Essa é uma das piadas preferidas do realizador sobre a sua cinematografia, composta por vezes por obras duríssimas de apreciar: “os meus filmes são mais fáceis de fazer do que assistir”. Garante ele que se diverte, assim como a equipa, a fazê-los, mas para o espectador fica o lado perturbador, incómodo. “Eu não me envolvo muito, senão os meus filmes tornariam-se telenovelas insuportáveis”, disse ele ao The Guardian. Mas muito fácil também não será, a julgar por um comentário de Trintignant na conferência de imprensa no Festival de Cannes, dizendo que Haneke é tão rigoroso que até dirigiu o pombo que aparece no final do filme!

Já o ponto de partida para “Amour” foi uma situação familiar, que levou o cineasta a perguntar-se: "Como é lidar com o sofrimento de alguém que amamos? Foi assim que comecei a escrever o filme".

Retornando da Reforma
Desde o início, o realizador/argumentista tinha o nome de Trintignant, por quem nutria imensa admiração, para o papel, de tal forma que a sua presença era quase determinante para o projeto tomar forma. Ocorre que o ator já se tinha retirado do cinema há 14 anos quando, após entrar em "Quem Me Amar Irá de Comboio”, de Patrice Chéreau, anunciou que iria dedicar-se ao teatro. Apesar disto, aceitou ler o argumento e ficou impressionado com a força e a intensidade do mesmo.


Já Riva concorreu com várias outras colegas que tinham idade para desempenhar a personagem. Acabou por ser escolhida porque, segundo o realizador declarou numa conferência de imprensa, "para além de ser um grande atriz, fazia um par perfeito com Trintignant”. E no The Guardian completou: “São dois grandes atores que vão para além da atuação, pois sabem que eles próprios podem estar enfrentando os mesmos problemas num futuro próximo”.
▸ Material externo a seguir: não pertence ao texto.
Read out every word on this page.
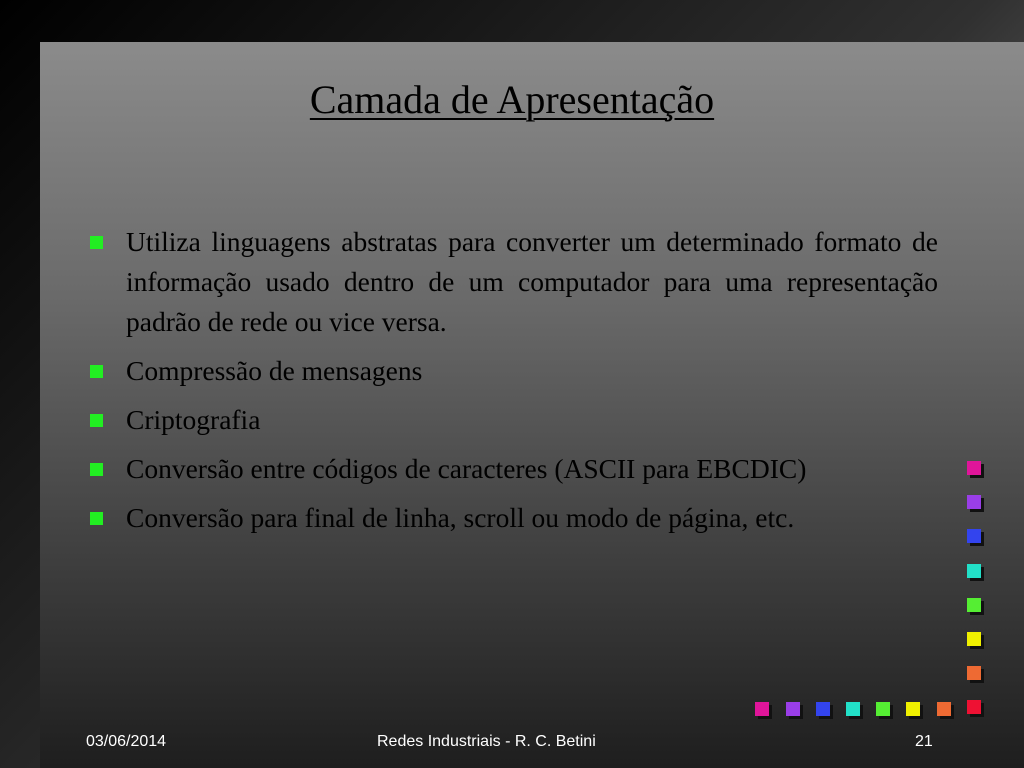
Camada de Apresentação
Utiliza linguagens abstratas para converter um determinado formato de informação usado dentro de um computador para uma representação padrão de rede ou vice versa.
Compressão de mensagens
Criptografia
Conversão entre códigos de caracteres (ASCII para EBCDIC)
Conversão para final de linha, scroll ou modo de página, etc.
03/06/2014	Redes Industriais - R. C. Betini	21
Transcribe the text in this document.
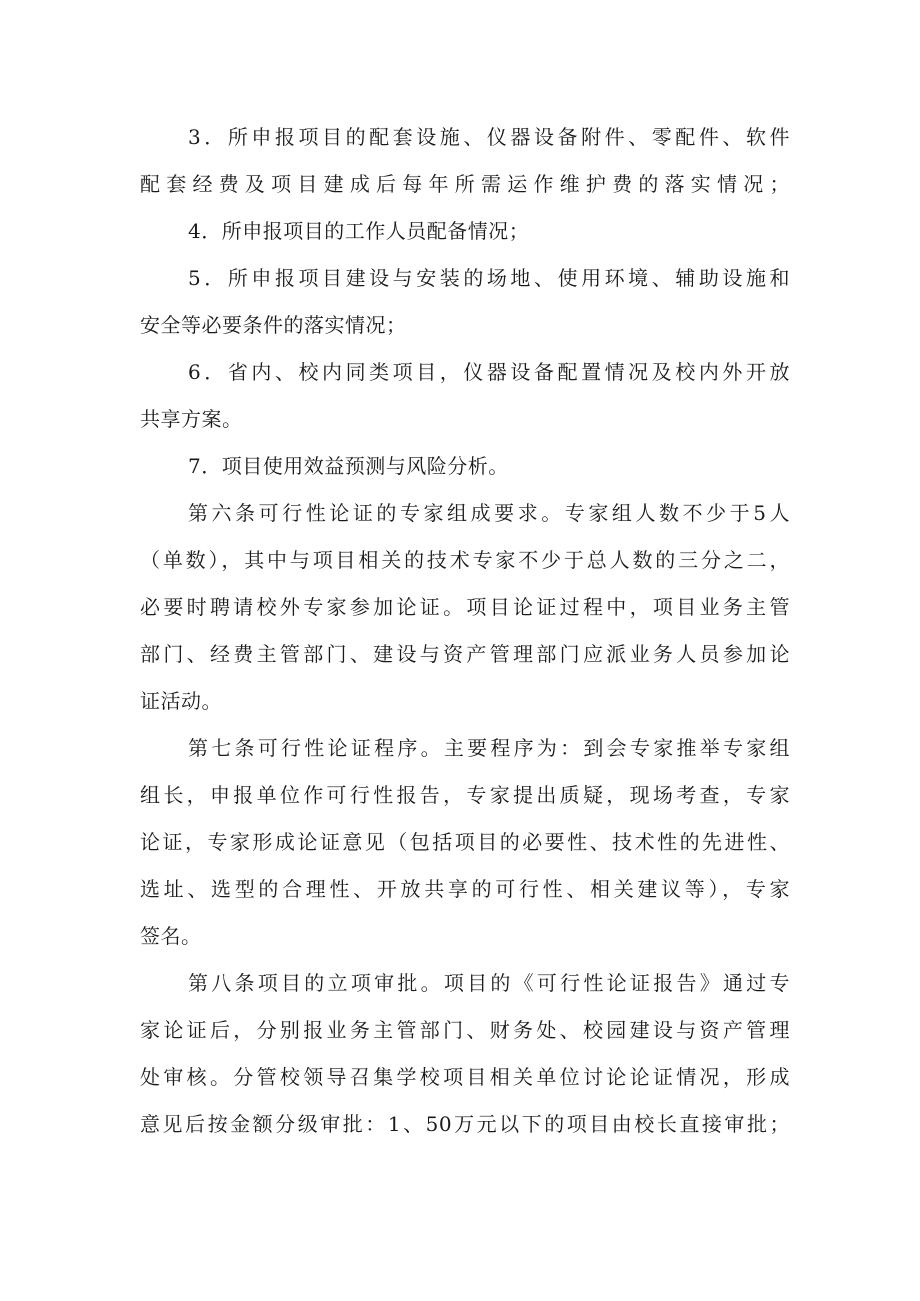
3．所申报项目的配套设施、仪器设备附件、零配件、软件
配套经费及项目建成后每年所需运作维护费的落实情况；
4．所申报项目的工作人员配备情况；
5．所申报项目建设与安装的场地、使用环境、辅助设施和
安全等必要条件的落实情况；
6．省内、校内同类项目，仪器设备配置情况及校内外开放
共享方案。
7．项目使用效益预测与风险分析。
第六条可行性论证的专家组成要求。专家组人数不少于5人
（单数），其中与项目相关的技术专家不少于总人数的三分之二，
必要时聘请校外专家参加论证。项目论证过程中，项目业务主管
部门、经费主管部门、建设与资产管理部门应派业务人员参加论
证活动。
第七条可行性论证程序。主要程序为：到会专家推举专家组
组长，申报单位作可行性报告，专家提出质疑，现场考查，专家
论证，专家形成论证意见（包括项目的必要性、技术性的先进性、
选址、选型的合理性、开放共享的可行性、相关建议等），专家
签名。
第八条项目的立项审批。项目的《可行性论证报告》通过专
家论证后，分别报业务主管部门、财务处、校园建设与资产管理
处审核。分管校领导召集学校项目相关单位讨论论证情况，形成
意见后按金额分级审批：1、50万元以下的项目由校长直接审批；
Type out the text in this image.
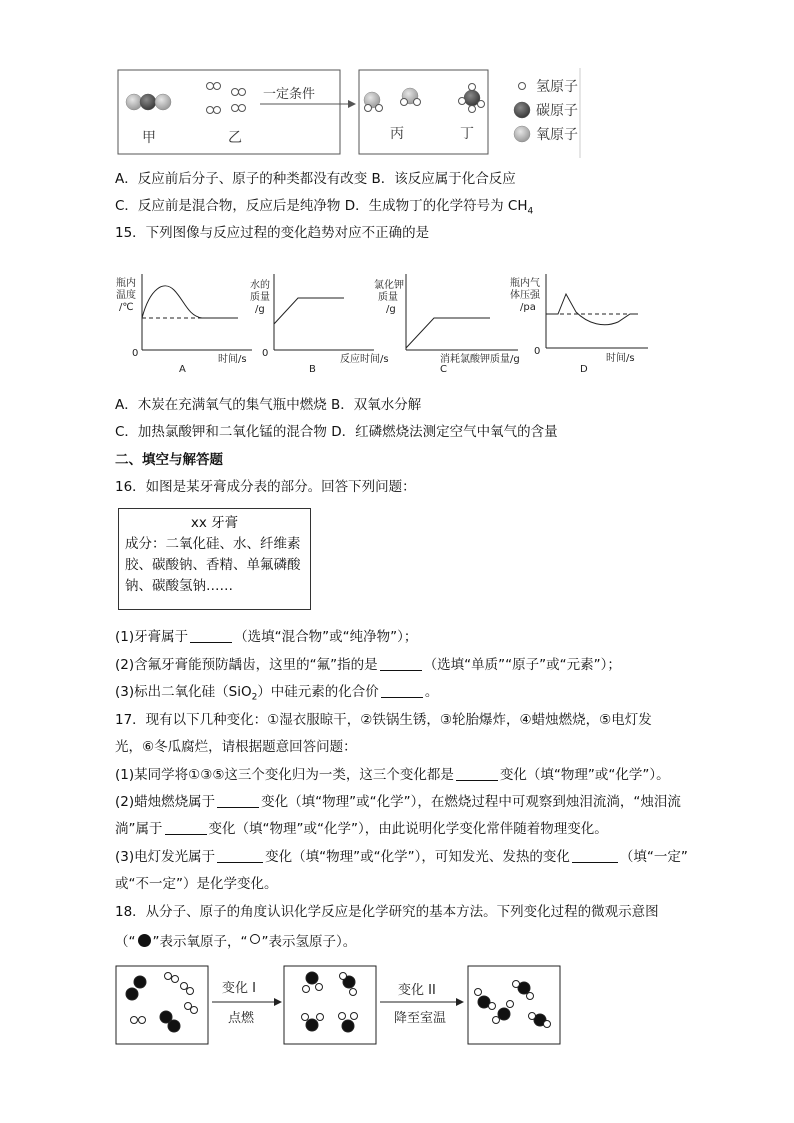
甲	乙
一定条件
丙	丁
氢原子
碳原子
氧原子
A．反应前后分子、原子的种类都没有改变 B．该反应属于化合反应
C．反应前是混合物，反应后是纯净物 D．生成物丁的化学符号为 $CH_4$
15．下列图像与反应过程的变化趋势对应不正确的是
瓶内
温度
/℃
0
时间/s
A
水的
质量
/g
0
反应时间/s
B
氯化钾
质量
/g
消耗氯酸钾质量/g
C
瓶内气
体压强
/pa
0
时间/s
D
A．木炭在充满氧气的集气瓶中燃烧 B．双氧水分解
C．加热氯酸钾和二氧化锰的混合物 D．红磷燃烧法测定空气中氧气的含量
二、填空与解答题
16．如图是某牙膏成分表的部分。回答下列问题：
xx 牙膏
成分：二氧化硅、水、纤维素
胶、碳酸钠、香精、单氟磷酸
钠、碳酸氢钠……
(1)牙膏属于	（选填“混合物”或“纯净物”）；
(2)含氟牙膏能预防龋齿，这里的“氟”指的是	（选填“单质”“原子”或“元素”）；
(3)标出二氧化硅（SiO$_2$）中硅元素的化合价	。
17．现有以下几种变化：①湿衣服晾干，②铁锅生锈，③轮胎爆炸，④蜡烛燃烧，⑤电灯发
光，⑥冬瓜腐烂，请根据题意回答问题：
(1)某同学将①③⑤这三个变化归为一类，这三个变化都是	变化（填“物理”或“化学”）。
(2)蜡烛燃烧属于	变化（填“物理”或“化学”），在燃烧过程中可观察到烛泪流淌，“烛泪流
淌”属于	变化（填“物理”或“化学”），由此说明化学变化常伴随着物理变化。
(3)电灯发光属于	变化（填“物理”或“化学”），可知发光、发热的变化	（填“一定”
或“不一定”）是化学变化。
18．从分子、原子的角度认识化学反应是化学研究的基本方法。下列变化过程的微观示意图
（“ ”表示氧原子，“ ”表示氢原子）。
变化 I
点燃
变化 II
降至室温
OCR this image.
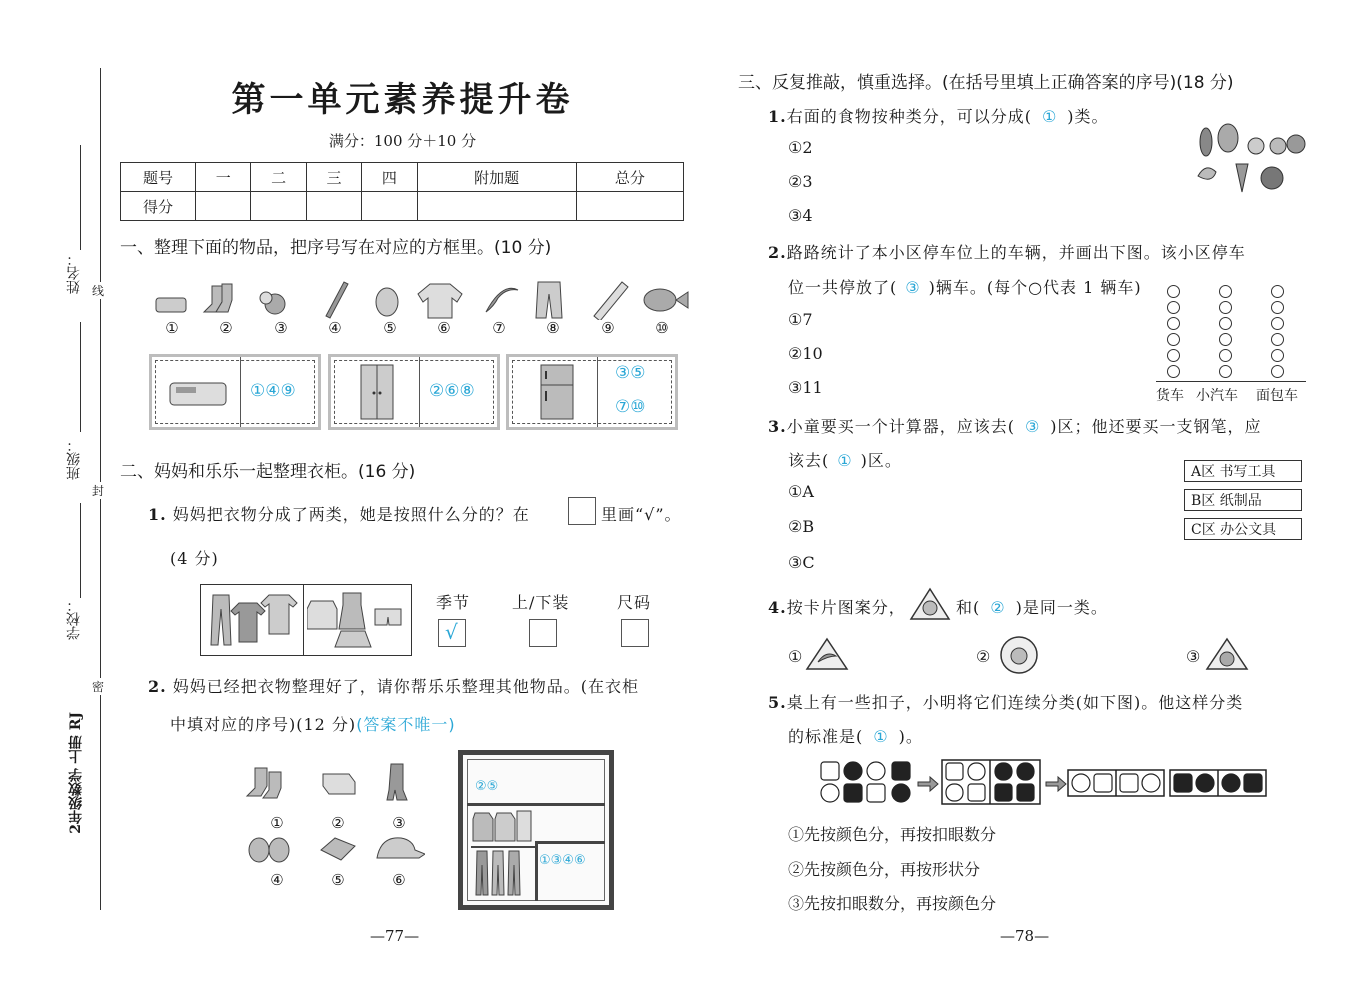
姓名：
班级：
学校：
线
封
密
2年级数学 上册 RJ
第一单元素养提升卷
满分：100 分＋10 分
题号	一	二	三	四	附加题	总分
得分						
一、整理下面的物品，把序号写在对应的方框里。(10 分)
①	②	③	④	⑤	⑥	⑦	⑧	⑨	⑩
①④⑨	②⑥⑧
③⑤
⑦⑩
二、妈妈和乐乐一起整理衣柜。(16 分)
1. 妈妈把衣物分成了两类，她是按照什么分的？在	里画“√”。
(4 分)
季节	上/下装	尺码
√
2. 妈妈已经把衣物整理好了，请你帮乐乐整理其他物品。(在衣柜
中填对应的序号)(12 分)(答案不唯一)
①	②	③
④	⑤	⑥
②⑤
①③④⑥
—77—
三、反复推敲，慎重选择。(在括号里填上正确答案的序号)(18 分)
1.右面的食物按种类分，可以分成( ① )类。
①2
②3
③4
2.路路统计了本小区停车位上的车辆，并画出下图。该小区停车
位一共停放了( ③ )辆车。(每个○代表 1 辆车)
①7
②10
③11	货车 小汽车 面包车
3.小童要买一个计算器，应该去( ③ )区；他还要买一支钢笔，应
该去( ① )区。
①A
②B
③C
A区 书写工具
B区 纸制品
C区 办公文具
4.按卡片图案分，	和( ② )是同一类。
①	②	③
5.桌上有一些扣子，小明将它们连续分类(如下图)。他这样分类
的标准是( ① )。
①先按颜色分，再按扣眼数分
②先按颜色分，再按形状分
③先按扣眼数分，再按颜色分
—78—
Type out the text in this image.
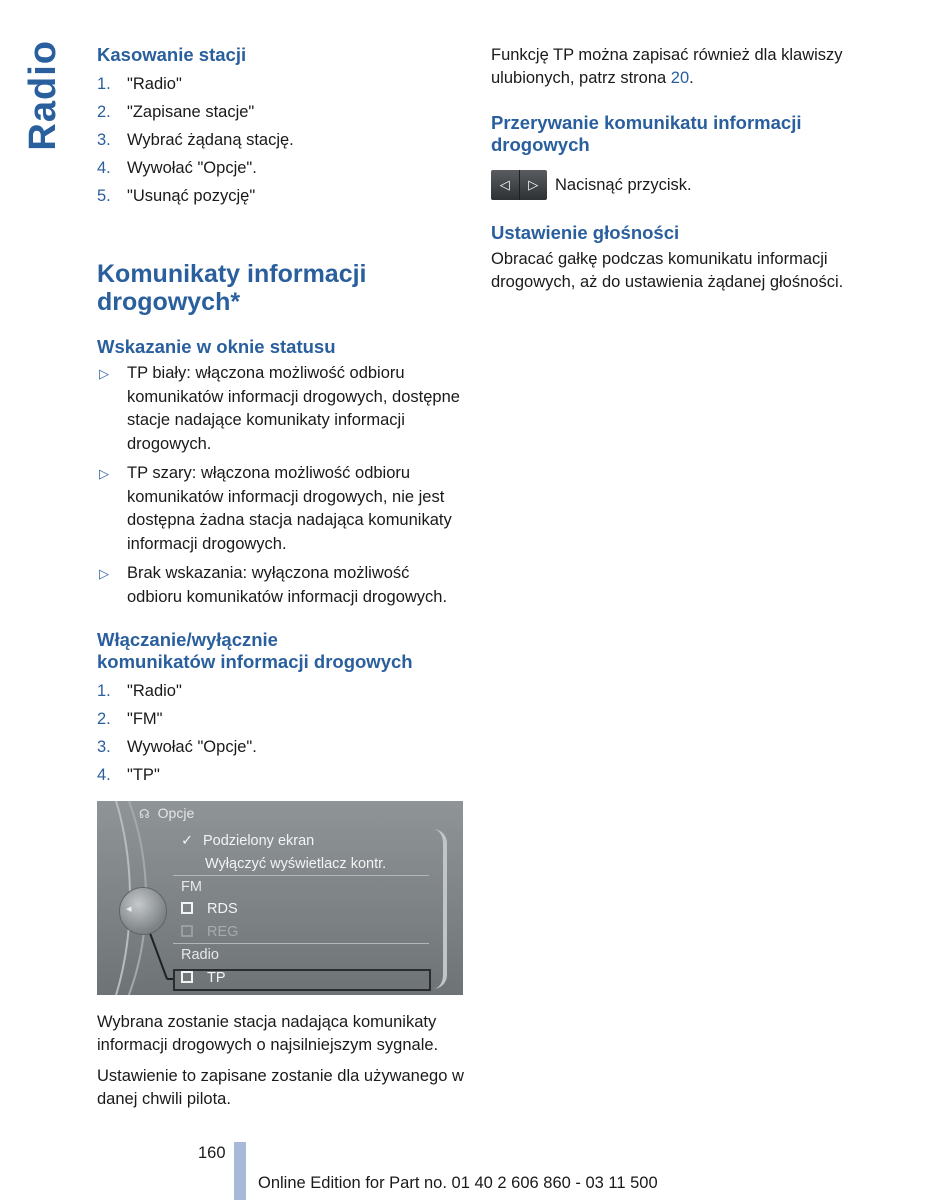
Radio Kasowanie stacji
1. "Radio"
2. "Zapisane stacje"
3. Wybrać żądaną stację.
4. Wywołać "Opcje".
5. "Usunąć pozycję"
Komunikaty informacji
drogowych*
Wskazanie w oknie statusu
▷ TP biały: włączona możliwość odbioru komunikatów informacji drogowych, dostępne stacje nadające komunikaty informacji drogowych.
▷ TP szary: włączona możliwość odbioru komunikatów informacji drogowych, nie jest dostępna żadna stacja nadająca komunikaty informacji drogowych.
▷ Brak wskazania: wyłączona możliwość odbioru komunikatów informacji drogowych.
Włączanie/wyłącznie
komunikatów informacji drogowych
1. "Radio"
2. "FM"
3. Wywołać "Opcje".
4. "TP"
◂
☊ Opcje
✓ Podzielony ekran
Wyłączyć wyświetlacz kontr.
FM
RDS
REG
Radio
TP

Wybrana zostanie stacja nadająca komunikaty informacji drogowych o najsilniejszym sygnale.

Ustawienie to zapisane zostanie dla używanego w danej chwili pilota.

Funkcję TP można zapisać również dla klawiszy ulubionych, patrz strona 20.

Przerywanie komunikatu informacji drogowych
◁	▷	Nacisnąć przycisk.
Ustawienie głośności

Obracać gałkę podczas komunikatu informacji drogowych, aż do ustawienia żądanej głośności.

160
Online Edition for Part no. 01 40 2 606 860 - 03 11 500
Para além do mais, chama a atenção para dois dos mais emblemáticos filmes dos atores darem destaque à sua aparência, caso de Riva com “Hiroshima Mon Amour” e Trintignant para “…E Deus Criou a Mulher”. Agora é “alarmante” vê-los na fragilidade da velhice…

Os Atores
O filme trabalha com dois nomes históricos do cinema francês e mundial. Jean Louis-Trintignant atingiu o sucesso com “…E Deus Criou a Mulher”, clássico de Roger Vadim que também tornou Brigitte Bardot num ícone. Ele venceu o prémio de melhor ator em Berlim por «L'homme qui ment» (1968), e em Cannes por "Z - Orgia do Poder".

Emmanuelle Riva estreou-se já num clássico, “Hiroshima Mon Amour”, de Alain Resnais, em 1959 e, três anos depois, venceu o prémio máximo no Festival de Veneza, com “Thérèse Desqueyroux”. Este ano passou pelos ecrãs nacionais com “O Verão do Skylab”, de Julie Delpy.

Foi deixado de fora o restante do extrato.